À primeira vista, a decisão do Ministério Público me pareceu bastante intransigente. É bem verdade que os trailers ocupam um espaço público, mas acredito que deveria haver uma flexibilidade maior nesse caso. Poderiam, por exemplo, criar uma série de normas de higiene e organização para eles (os que não seguissem essas normas seriam impedidos de prosseguirem suas atividades), bem como uma taxa - sei lá, algo como "Taxa para quem faz lanches melhores que o McDonald's". Se bem que, com esse nome, se eu fizesse um sanduíche aqui em casa acabaria tendo que pagar esse imposto.
Depois, pensando um pouco mais sobre o assunto, é evidente que fiz questão de enxergar chifre em cabeça de porco. Digo, os trailers de Pelotas já tinham sofrido um ataque da Vigilância Sanitária, que proibiu a maionese caseira - parte indispensável da cultura trailer-gastronômica - alegando "risco de contaminação". Ora, se risco de contaminação realmente fosse uma preocupação, teriam proibido o Bloco Beijo Maldito e o Canal do Pepino estaria aterrado há décadas.

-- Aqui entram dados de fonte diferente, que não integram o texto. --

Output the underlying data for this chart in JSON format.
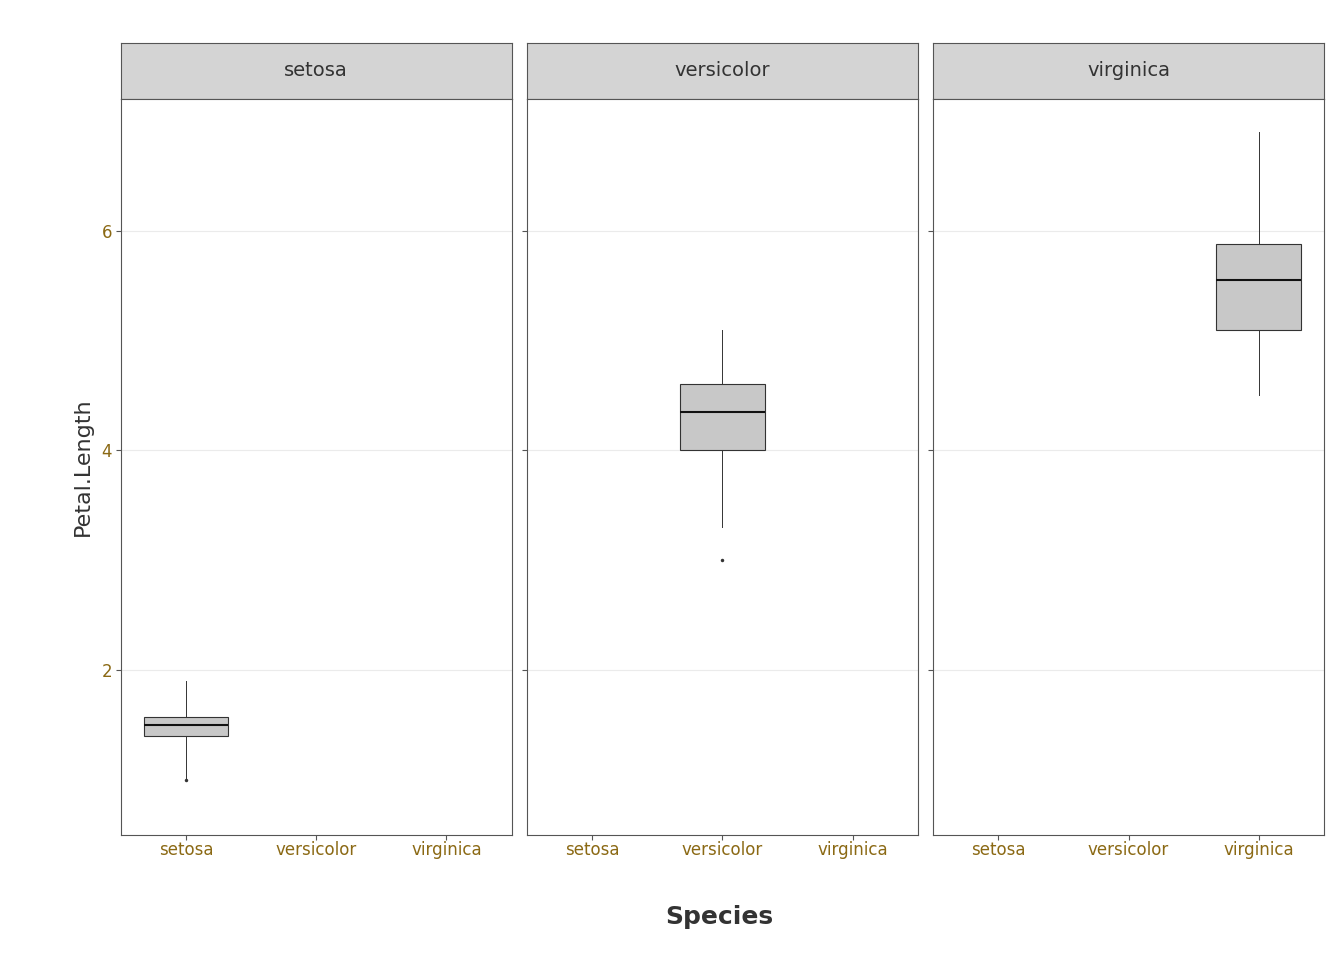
{
  "species": [
    "setosa",
    "versicolor",
    "virginica"
  ],
  "xlabel": "Species",
  "ylabel": "Petal.Length",
  "ylim": [
    0.5,
    7.2
  ],
  "yticks": [
    2,
    4,
    6
  ],
  "box_color": "#c8c8c8",
  "box_edge_color": "#333333",
  "median_color": "#111111",
  "whisker_color": "#333333",
  "outlier_color": "#333333",
  "background_color": "#ffffff",
  "panel_background": "#ffffff",
  "facet_header_bg": "#d4d4d4",
  "facet_header_border": "#555555",
  "facet_header_text_color": "#333333",
  "grid_color": "#ebebeb",
  "tick_label_color": "#8b6914",
  "axis_label_color": "#333333",
  "spine_color": "#555555",
  "axis_label_fontsize": 16,
  "tick_fontsize": 12,
  "facet_label_fontsize": 14,
  "setosa_stats": {
    "q1": 1.4,
    "median": 1.5,
    "q3": 1.575,
    "whisker_low": 1.0,
    "whisker_high": 1.9,
    "outliers": [
      1.0
    ]
  },
  "versicolor_stats": {
    "q1": 4.0,
    "median": 4.35,
    "q3": 4.6,
    "whisker_low": 3.3,
    "whisker_high": 5.1,
    "outliers": [
      3.0
    ]
  },
  "virginica_stats": {
    "q1": 5.1,
    "median": 5.55,
    "q3": 5.875,
    "whisker_low": 4.5,
    "whisker_high": 6.9,
    "outliers": []
  }
}
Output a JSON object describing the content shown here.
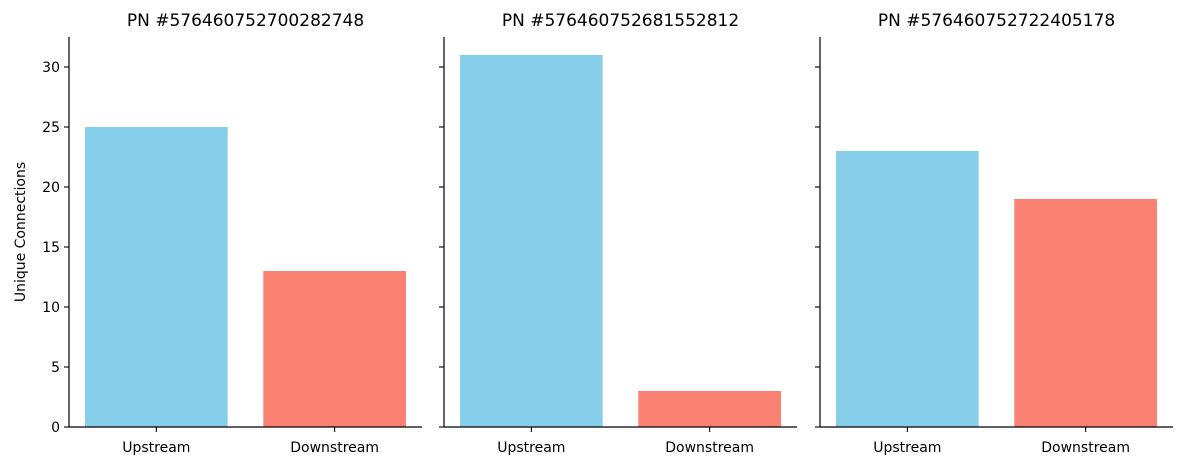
{
  "chart_data": {
    "type": "bar",
    "ylabel": "Unique Connections",
    "ylim": [
      0,
      32.5
    ],
    "yticks": [
      0,
      5,
      10,
      15,
      20,
      25,
      30
    ],
    "categories": [
      "Upstream",
      "Downstream"
    ],
    "colors": {
      "Upstream": "#87CEEB",
      "Downstream": "#FA8072"
    },
    "shared_y": true,
    "grid": false,
    "panels": [
      {
        "title": "PN #576460752700282748",
        "values": [
          25,
          13
        ]
      },
      {
        "title": "PN #576460752681552812",
        "values": [
          31,
          3
        ]
      },
      {
        "title": "PN #576460752722405178",
        "values": [
          23,
          19
        ]
      }
    ]
  }
}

E, como o golpe da maionese não foi suficiente, o Ministério Público resolveu aparecer com um veto completo: trailer estacionado eternamente não pode mais. Tudo isso - o golpe da maionese e a intervenção do MP - aconteceu, coincidência ou não, depois que uma rede de fast food com nome que lembra transporte subterrâneo apareceu exatamente entre o Sanata e o Circulus (os mais tradicionais trailers de Pelotas), ou seja, bem no meio de uma grande população de estudantes universitários.
Lobby ou não, divago. Assim como no caso dos trailers, o Ministério Público também interveio no caso do banheiro público instalado nas areias do Laranjal, ordenando a retirada da obra cocônica na praia. Em ambos os casos a prefeitura acatou as ordens do MP. Falta só cumprir a ordem de fazer uma licitação para o transporte público na cidade. Fiquei sabendo que até iam cumprir, mas aí chegou um ônibus da Conquistadora guiado por um candidato reprovado à Fórmula Truck e atropelou a ordem do Ministério Público.
Dos males, o menor: proibiram os trailers, mas os mais tradicionais (como Circulus, Sanata e Lílian) agora ocupam casas ou terrenos próximos de onde ficavam seus trailers - com maionese e tudo. Fica a tradição do lanche, vai-se o charme do trailer.
Se me dão licença, antes que a Vigilância Sanitária e o Ministério Público interceda diretamente nos meus beiços - além de querer matar os pelotenses de fome -, vou limpar a baba que se acumulou aqui enquanto escrevi esse texto.